We plug this \(q(\beta)\) in the formula of \(ELBO(q,\sigma^2_1)\), and get

\[ \begin{aligned} ELBO(\sigma^2_1)=&-p\log\sigma_1-\frac1{2\sigma^2}\mathbb E_q\|u-X\beta_1\|_2^2-\frac1{2\sigma^2\sigma_1^2}\mathbb E_q\|\beta_1\|_2^2-\mathbb E_q\log q(\beta_1)+const\\ =&-p\log\sigma_1-\frac{\left(\|u-X\hat{\beta}_{ridge}\|_2^2+\sum_{k=1}^p\sigma_{1k}^2\|X_k\|^2_2\right)}{2\sigma^2}-\frac{\left(\|\hat{\beta}_{ridge}\|_2^2+\sum_{k=1}^p\sigma_{1k}^2\right)}{2\sigma^2\sigma_1^2}+\sum_{k=1}^p\log\sigma_{1k}+const \end{aligned} \]

This formula is complicated, and we might need to optimize it numerically. A fatal issue is, it seems that \(\sigma^2\) will inevitable play a role in the expression, but we don’t have access to \(\sigma^2\). I tried to make further assumption to simplify it, e.g. assuming the columns of \(X\) to be orthonormal, but it turns out not to be helpful at all.

An option will be introducing \(\sigma^2\) as a new variable, and numerically optimize \(ELBO(\sigma^2,\sigma_1^2)\) with an alternative iterating method. But that will be really hard. Another option is to fix \(\sigma^2\) with an appropriate value, see the following Issue bullet for which \(\sigma^2\) to choose.

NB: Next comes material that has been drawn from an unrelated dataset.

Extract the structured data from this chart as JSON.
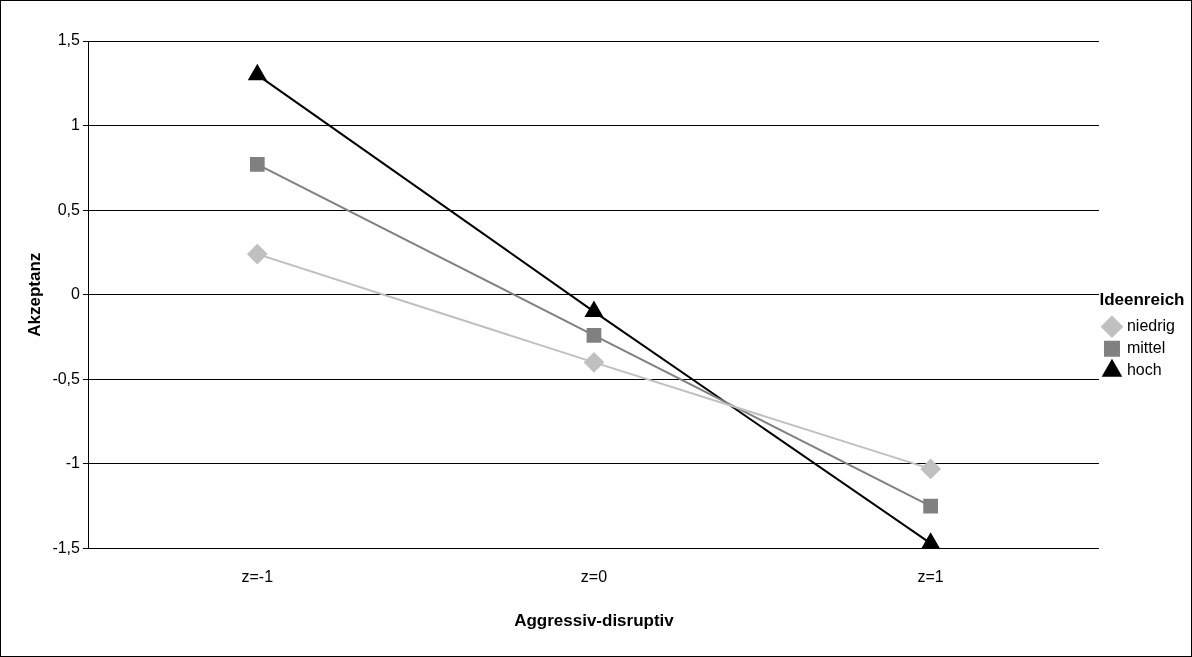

  • By MLE in ridge regression

We also fix \(\beta_2\) estimated by SuSiE, and let \(u=y-X\beta_2\).

\[ \begin{aligned} p(u,X,\sigma^2_1,\sigma^2)=&\int p(u,X,\sigma^2_1,\sigma^2,\beta)d\beta\\ =&\int p(u,X,\sigma^2,\beta)p(\sigma^2, \sigma^2_1,\beta)d\beta\\ =&\int N(u;X\beta,\sigma^2 I)\cdot N(\beta;0,\sigma^2\sigma_1^2 I)d\beta\\ \propto &\frac{\exp\left\{(\hat{\beta}_{ridge}^TX^Tu-\|u\|^2_2)/(2\sigma^2)\right\}}{\sigma^{n+p}\sigma^p_1}\cdot\int N(\beta;\hat\beta_{ridge},\sigma^2(\textbf X^T\textbf X+I_p/\sigma_1^2)^{-1})d\beta\\ \propto & \frac{\exp\left\{(\hat{\beta}_{ridge}^TX^Tu-\|u\|^2_2)/(2\sigma^2)\right\}}{\sigma^{n+p}\sigma^p_1} \sigma^p |X^TX+I/\sigma^2_1|^{1/2} \end{aligned} \]

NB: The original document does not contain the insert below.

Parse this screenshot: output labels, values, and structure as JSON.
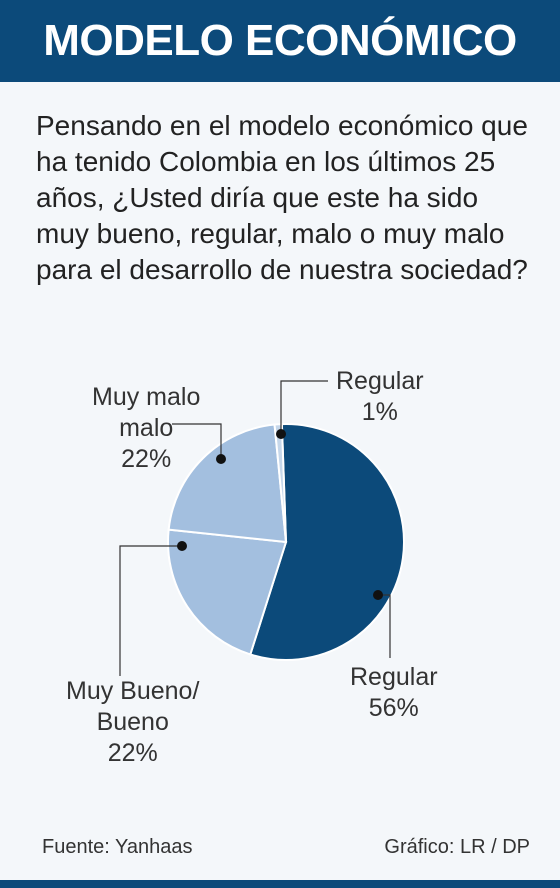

It has the same issue as above: they both require the value of \(\sigma^2\) to optimize \(\sigma^2_1\). In the following Issue bullet, we propose an ad-hoc strategy to approximate \(\sigma^2\).

  • Issue: shared \(\sigma^2\) in SuSiE and ridge regression

One notable fact is that, they share the same residual variance \(\sigma^2\) as in Part I. The negative side is, the method that makes sense would be, approximating \(\sigma^2\) by combining both parts (SuSiE and ridge regression) together, see second attempt.

An ad-hoc strategy is that, since SuSiE also gives an approximation on \(\sigma^2\), we can simply plug it in here, so that \(\sigma^2\) becomes fixed. It ignores the information in the ridge regression part and might lead to a bad approximation on \(\sigma^2\), but at least it makes the algorithm run. See the experiment result for more details.